Ex-president to go on trial in Peru

Former Peruvian president Alberto Fujimori will go on trial tomorrow on charges of murder and kidnapping during his war against a brutal Maoist insurgency.

Former Peruvian president Alberto Fujimori will go on trial tomorrow on charges of murder and kidnapping during his war against a brutal Maoist insurgency.

But there are a number of people in Peru who continue to support him.

The harsh tactics his government used to defeat the Shining Path guerrillas in the 1990s won Fujimori tremendous backing at the time.

Now many Peruvians feel it is unfair to treat him as a criminal, while others are trying to reconcile their admiration for him with the long list of human rights abuses levelled against him.

“The trial is generating complex, ambivalent responses, and many people, moreover, are not saying aloud what they are thinking,” Jorge Bruce, a prominent psychoanalyst and commentator, said in an interview.

“Many people feel guilty about supporting him because on the one hand the evidence of the corruption in Fujimori’s government is overwhelming. But there exists this authoritarian tradition and people say, ’If everyone steals, why should Fujimori be any different?

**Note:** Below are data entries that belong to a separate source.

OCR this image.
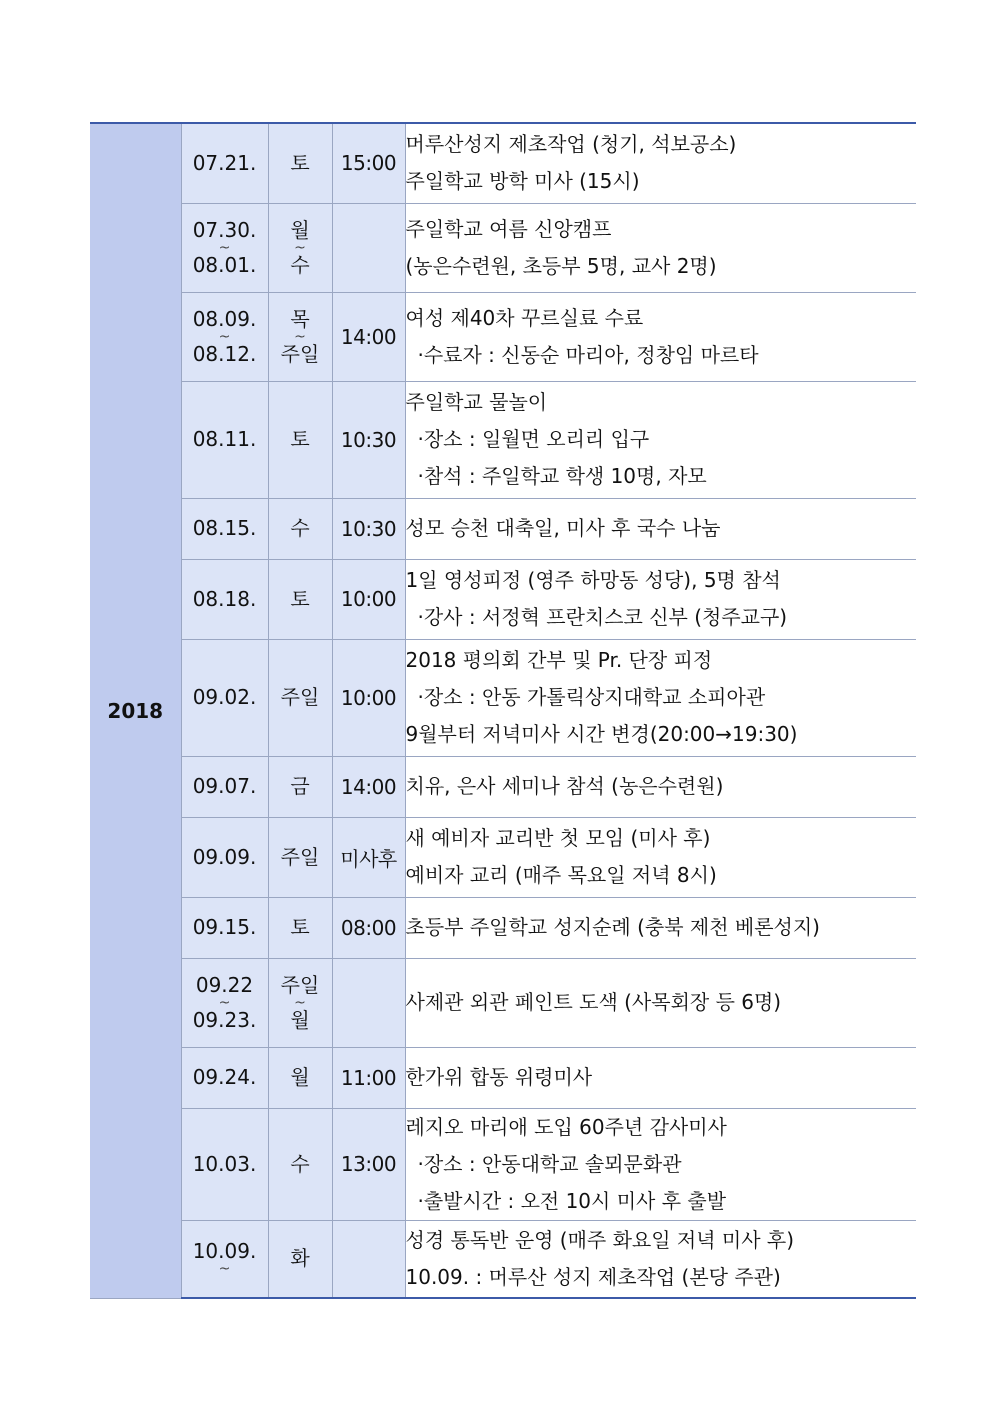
2018	07.21.	토	15:00	머루산성지 제초작업 (청기, 석보공소)
주일학교 방학 미사 (15시)

	07.30.
~
08.01.	월
~
수		주일학교 여름 신앙캠프
(농은수련원, 초등부 5명, 교사 2명)

	08.09.
~
08.12.	목
~
주일	14:00	여성 제40차 꾸르실료 수료
·수료자 : 신동순 마리아, 정창임 마르타

	08.11.	토	10:30	주일학교 물놀이
·장소 : 일월면 오리리 입구
·참석 : 주일학교 학생 10명, 자모

	08.15.	수	10:30	성모 승천 대축일, 미사 후 국수 나눔

	08.18.	토	10:00	1일 영성피정 (영주 하망동 성당), 5명 참석
·강사 : 서정혁 프란치스코 신부 (청주교구)

	09.02.	주일	10:00	2018 평의회 간부 및 Pr. 단장 피정
·장소 : 안동 가톨릭상지대학교 소피아관
9월부터 저녁미사 시간 변경(20:00→19:30)

	09.07.	금	14:00	치유, 은사 세미나 참석 (농은수련원)

	09.09.	주일	미사후	새 예비자 교리반 첫 모임 (미사 후)
예비자 교리 (매주 목요일 저녁 8시)

	09.15.	토	08:00	초등부 주일학교 성지순례 (충북 제천 베론성지)

	09.22
~
09.23.	주일
~
월		사제관 외관 페인트 도색 (사목회장 등 6명)

	09.24.	월	11:00	한가위 합동 위령미사

	10.03.	수	13:00	레지오 마리애 도입 60주년 감사미사
·장소 : 안동대학교 솔뫼문화관
·출발시간 : 오전 10시 미사 후 출발

	10.09.
~	화		성경 통독반 운영 (매주 화요일 저녁 미사 후)
10.09. : 머루산 성지 제초작업 (본당 주관)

At least he freed us from terrorists’. That’s the mood in much of the country.”

Seven years after he fled his country in disgrace, Fujimori is now more popular than the present president, according to an opinion poll.

Fujimori’s 10-year autocratic regime collapsed in 2000 in a corruption scandal involving his closest aide, spy chief Vladimiro Montesinos.

Fujimori fled into exile to Japan, his ancestral homeland, then moved to Chile expecting to be extradited to Peru, where he believed he could return to politics.

He was indeed extradited in September, but instead of a political rebirth he faces multiple trials in Lima on charges including human rights violations, abuse of authority and corruption.

Prominent in the case against him are the 1992 death-squad killings of nine students and a professor at La Cantuta University, and the 1991 killings of 15 people in a tenement in Lima’s Barrios Altos neighbourhood.

If convicted of authorising the killings, Fujimori faces up to 30 years in prison and a fine of some $33m (€22m).

Fujimori, 69, denies any involvement.

He is also charged with ordering the kidnapping of a prominent journalist and a businessman, who were interrogated and released.

Human rights groups argue that Fujimori must be tried and sentenced for his abuses to send the message that authoritarian leaders will be held accountable for their actions when their countries become democratic.

To Miguel Jugo, co-director of Peru’s main rights organisation, the issue is simple: you can’t fight an insurgency by murdering innocents.

“Fujimori’s strategy was to amputate,” he said. There were other “medicines to heal the patient”.

Peru has changed dramatically since Fujimori fled, faxing his resignation from Tokyo.

The democracy that twice elected him has strengthened through two more freely elected presidents. The country has enjoyed six straight years of strong economic growth.

But many Peruvians are quick to point out that the growth is based on free-market reforms enacted by Fujimori, a political outsider, after he shut Congress in 1992, accusing it of blocking his anti-terrorism measures and his economic proposals. His bold move sent his popularity ratings shooting up to 80 percent.

“I’m 43 years old and during my lifetime, without question, the best government that Peru has had was Fujimori’s government,” said Victor Torres Delgado, a supervisor in a chocolate factory. “Fujimori saved the country from disaster, and if there were problems later with corruption they were small compared to what would have happened to Peru if Fujimori had not been president.”

Newspapers, political parties and human rights groups – all of which suffered years of intimidation under Fujimori’s regime – hailed his extradition, but political support for Fujimori has been growing since his return.

An independent poll by the Universidad de Lima in October showed Fujimori to be Peru’s second most popular political leader, ahead of President Alan Garcia and topped only by Lima Mayor Luis Castaneda.

Fifty-five percent of those surveyed approved his presidency, praising his war on terrorism and his aid to the poor. The survey of 556 people had a margin of error of 4.2 percentage points.

Five years ago a similar poll gave his government only a 32 percent positive rating.

His political support is reflected in an important voting bloc in Congress, led by his daughter Keiko, 32, who was elected last year with 600,000 votes – by far the most of any legislator. Her father has said she has “what it takes” to be president.

Peruvians have not forgotten the Shining Path, the car bombs, urban blackouts from sabotage and massacres of peasant communities by both sides in a 20-year war that left nearly 70,000 dead.

The civilian militias that Fujimori armed to fight the Shining Path in remote jungles feel abandoned by the presidents who succeeded him, and are outraged that he is on trial.

“It’s not right if he had people killed in Barrios Altos like they say, but that is no reason to put him on trial. He did what he had to do. If some day he comes back to govern, we will be here to receive him,” said Jose Luis Farfarn, 33, head of the militia in the hamlet of Triboline, in the isolated jungle-shrouded Apurimac valley.